昭和初期は、経済不況や国際関係の悪化などによる思想の混乱を統制し、国策を遂行するために、国体明徴と皇国の道が示され、学校教育にも注入された。そのため大正デモクラシーの教育で開花しかかった児童中心主義の教育は、勢いを失い国家主義の教育へ方向を転換していった。
国体明徴論というのは、文部省教学局編集『国体の本義』(昭和12年)及び『臣民の道』(昭和16年)で述べられていることをもとにして、わが国の国体を説明したものである。
『国体の本義』によると、明治前半の啓蒙(けいもう)時代は、欧化主義と国粋主義の対立があり、思想混迷したが、教育勅語の発布で大道が明示され、方向は確定した。欧化の西洋思想は個人主義である。欧米諸国はそれを基盤として社会、国家を発達させてきたが、個人主義は行き詰まりを生じている。たとえば、ファショ・ナチスはそれをすてて、全体主義、国家主義の立場をとりつつあった。わが国の場合、個人主義は西洋からの借りものにすぎず、真にわが国独自の立場に還(かえ)り、万古不易の国体を闡明(せんめい)し、一切の追随を排して、よく本来の姿を実現しなくてはならないという考え方であった。

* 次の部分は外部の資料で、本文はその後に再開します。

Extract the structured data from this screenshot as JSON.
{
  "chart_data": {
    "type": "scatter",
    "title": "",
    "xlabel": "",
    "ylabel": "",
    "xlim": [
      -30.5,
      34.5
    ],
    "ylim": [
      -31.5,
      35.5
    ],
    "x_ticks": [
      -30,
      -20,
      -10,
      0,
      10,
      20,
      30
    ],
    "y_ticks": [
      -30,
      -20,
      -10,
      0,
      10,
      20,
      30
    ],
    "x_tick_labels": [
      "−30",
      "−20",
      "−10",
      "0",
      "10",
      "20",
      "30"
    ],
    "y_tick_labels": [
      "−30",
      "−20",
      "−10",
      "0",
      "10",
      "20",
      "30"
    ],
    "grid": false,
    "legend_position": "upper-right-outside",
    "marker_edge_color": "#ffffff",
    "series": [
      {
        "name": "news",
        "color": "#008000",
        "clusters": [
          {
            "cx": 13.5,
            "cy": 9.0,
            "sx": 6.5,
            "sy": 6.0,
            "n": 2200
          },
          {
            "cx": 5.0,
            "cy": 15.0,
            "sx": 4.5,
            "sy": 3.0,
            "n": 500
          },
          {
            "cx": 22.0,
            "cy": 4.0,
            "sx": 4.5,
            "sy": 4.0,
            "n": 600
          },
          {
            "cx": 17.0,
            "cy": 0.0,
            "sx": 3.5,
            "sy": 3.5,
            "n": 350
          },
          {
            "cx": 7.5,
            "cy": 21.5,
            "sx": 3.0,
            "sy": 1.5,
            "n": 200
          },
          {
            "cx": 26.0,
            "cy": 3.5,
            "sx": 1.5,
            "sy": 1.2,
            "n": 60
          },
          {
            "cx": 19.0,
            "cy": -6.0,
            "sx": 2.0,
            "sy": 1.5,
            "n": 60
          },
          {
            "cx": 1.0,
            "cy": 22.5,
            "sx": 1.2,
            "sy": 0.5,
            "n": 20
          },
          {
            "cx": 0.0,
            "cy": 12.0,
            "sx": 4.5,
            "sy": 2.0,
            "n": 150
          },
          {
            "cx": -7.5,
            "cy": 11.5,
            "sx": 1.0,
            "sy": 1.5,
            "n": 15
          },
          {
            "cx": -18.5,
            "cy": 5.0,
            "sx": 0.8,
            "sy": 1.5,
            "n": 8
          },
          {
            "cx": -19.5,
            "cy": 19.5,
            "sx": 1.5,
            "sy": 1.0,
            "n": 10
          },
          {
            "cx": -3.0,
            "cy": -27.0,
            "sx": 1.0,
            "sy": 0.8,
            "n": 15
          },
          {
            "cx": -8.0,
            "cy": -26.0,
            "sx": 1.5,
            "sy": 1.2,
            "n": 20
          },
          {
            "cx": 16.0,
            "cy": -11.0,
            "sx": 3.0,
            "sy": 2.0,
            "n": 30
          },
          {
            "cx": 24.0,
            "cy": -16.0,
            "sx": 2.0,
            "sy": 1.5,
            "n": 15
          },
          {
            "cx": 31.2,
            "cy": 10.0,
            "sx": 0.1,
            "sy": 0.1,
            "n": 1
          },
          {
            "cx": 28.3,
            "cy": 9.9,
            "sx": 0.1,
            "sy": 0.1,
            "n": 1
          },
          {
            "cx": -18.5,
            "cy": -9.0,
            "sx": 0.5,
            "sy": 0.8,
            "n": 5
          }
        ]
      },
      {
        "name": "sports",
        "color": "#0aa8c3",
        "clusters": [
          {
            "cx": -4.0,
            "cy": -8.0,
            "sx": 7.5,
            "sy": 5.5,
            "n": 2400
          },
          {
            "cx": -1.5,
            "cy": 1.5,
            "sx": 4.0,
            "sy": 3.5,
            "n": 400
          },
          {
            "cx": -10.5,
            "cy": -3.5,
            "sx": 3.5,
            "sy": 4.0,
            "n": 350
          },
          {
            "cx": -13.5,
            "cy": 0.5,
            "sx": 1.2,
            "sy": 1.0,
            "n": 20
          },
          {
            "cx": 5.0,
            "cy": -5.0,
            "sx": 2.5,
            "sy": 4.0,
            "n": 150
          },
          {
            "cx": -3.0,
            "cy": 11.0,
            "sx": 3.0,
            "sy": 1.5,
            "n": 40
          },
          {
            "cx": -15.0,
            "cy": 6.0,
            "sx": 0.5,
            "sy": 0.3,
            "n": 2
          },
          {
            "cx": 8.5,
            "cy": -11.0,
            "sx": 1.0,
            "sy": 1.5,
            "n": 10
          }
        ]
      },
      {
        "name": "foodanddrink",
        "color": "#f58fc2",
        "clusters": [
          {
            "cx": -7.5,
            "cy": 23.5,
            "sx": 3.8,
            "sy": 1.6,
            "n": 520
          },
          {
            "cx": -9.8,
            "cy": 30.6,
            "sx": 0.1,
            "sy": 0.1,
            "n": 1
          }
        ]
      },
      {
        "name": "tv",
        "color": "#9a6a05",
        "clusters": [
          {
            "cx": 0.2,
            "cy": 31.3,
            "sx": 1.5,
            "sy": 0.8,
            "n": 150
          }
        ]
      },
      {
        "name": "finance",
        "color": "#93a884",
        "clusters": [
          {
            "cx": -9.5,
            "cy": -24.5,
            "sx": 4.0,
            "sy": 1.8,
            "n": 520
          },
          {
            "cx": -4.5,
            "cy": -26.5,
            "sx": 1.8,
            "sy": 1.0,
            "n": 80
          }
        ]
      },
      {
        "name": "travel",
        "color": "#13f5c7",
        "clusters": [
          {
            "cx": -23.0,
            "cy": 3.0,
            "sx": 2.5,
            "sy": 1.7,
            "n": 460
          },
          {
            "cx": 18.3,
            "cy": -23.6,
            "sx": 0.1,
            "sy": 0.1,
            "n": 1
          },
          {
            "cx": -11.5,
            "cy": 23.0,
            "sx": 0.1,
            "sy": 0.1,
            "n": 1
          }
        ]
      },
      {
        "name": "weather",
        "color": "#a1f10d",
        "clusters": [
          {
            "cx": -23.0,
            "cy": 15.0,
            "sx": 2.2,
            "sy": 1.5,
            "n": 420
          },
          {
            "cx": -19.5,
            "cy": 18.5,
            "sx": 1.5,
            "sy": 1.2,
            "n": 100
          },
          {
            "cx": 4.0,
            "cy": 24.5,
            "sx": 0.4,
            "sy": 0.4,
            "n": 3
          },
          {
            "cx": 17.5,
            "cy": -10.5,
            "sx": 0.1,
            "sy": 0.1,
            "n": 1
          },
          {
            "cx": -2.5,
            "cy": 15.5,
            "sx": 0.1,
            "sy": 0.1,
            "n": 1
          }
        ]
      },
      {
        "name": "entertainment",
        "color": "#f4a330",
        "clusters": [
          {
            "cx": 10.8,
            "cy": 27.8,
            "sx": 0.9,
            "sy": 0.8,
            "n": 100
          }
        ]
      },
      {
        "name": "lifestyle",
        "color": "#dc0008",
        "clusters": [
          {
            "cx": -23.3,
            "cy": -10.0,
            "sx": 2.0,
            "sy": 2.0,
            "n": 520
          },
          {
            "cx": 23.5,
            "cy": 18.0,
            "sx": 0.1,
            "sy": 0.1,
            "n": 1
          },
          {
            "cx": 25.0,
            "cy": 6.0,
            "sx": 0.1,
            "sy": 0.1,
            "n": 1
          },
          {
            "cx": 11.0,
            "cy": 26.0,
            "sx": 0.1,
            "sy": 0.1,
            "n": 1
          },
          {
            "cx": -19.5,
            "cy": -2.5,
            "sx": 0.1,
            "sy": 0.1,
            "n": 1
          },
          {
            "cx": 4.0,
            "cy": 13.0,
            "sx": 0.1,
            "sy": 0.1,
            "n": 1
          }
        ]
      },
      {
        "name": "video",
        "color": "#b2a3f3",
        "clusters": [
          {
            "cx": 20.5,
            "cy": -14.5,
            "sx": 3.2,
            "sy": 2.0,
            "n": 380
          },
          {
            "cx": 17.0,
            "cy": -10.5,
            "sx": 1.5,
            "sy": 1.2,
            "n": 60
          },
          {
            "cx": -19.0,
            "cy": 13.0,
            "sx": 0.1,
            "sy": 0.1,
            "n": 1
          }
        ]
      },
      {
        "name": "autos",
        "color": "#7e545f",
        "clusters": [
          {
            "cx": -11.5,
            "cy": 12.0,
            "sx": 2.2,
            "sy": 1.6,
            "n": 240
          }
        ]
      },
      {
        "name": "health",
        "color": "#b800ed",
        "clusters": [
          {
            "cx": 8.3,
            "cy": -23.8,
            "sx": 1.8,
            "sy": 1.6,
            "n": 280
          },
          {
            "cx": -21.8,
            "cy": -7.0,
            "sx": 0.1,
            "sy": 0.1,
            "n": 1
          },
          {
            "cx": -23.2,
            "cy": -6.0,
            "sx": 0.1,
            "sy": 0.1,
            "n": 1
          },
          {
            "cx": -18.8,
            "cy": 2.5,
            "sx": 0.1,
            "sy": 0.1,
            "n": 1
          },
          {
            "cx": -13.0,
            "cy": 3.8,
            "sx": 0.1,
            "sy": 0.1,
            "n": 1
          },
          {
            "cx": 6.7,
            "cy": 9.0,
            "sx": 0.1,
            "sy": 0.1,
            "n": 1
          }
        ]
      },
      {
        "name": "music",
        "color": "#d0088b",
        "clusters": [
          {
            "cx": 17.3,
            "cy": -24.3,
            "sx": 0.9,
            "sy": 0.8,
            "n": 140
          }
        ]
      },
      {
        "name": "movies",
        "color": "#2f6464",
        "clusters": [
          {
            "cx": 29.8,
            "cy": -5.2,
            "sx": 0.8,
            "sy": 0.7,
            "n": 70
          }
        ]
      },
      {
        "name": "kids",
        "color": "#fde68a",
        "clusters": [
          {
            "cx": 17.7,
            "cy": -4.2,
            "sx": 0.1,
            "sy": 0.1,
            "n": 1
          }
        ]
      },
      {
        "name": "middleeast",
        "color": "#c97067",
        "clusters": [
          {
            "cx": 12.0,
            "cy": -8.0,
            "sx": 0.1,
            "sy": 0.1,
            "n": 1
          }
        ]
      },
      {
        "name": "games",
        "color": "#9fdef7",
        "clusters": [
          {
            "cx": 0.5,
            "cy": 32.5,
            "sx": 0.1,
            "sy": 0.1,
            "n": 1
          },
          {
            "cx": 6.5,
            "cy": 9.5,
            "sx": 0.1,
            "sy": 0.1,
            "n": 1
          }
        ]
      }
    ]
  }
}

更に、西洋思想の根底をなすものは個人主義的人生観で、個人の価値が最高であり、国家は個人の利益保護、幸福増進の手段にすぎないと説明された。皇国の道は、国体明徴論に基づくものであり、それは教育勅語の精神であり、教育の基本方針であるとして、昭和の初めの教育が進められたのである。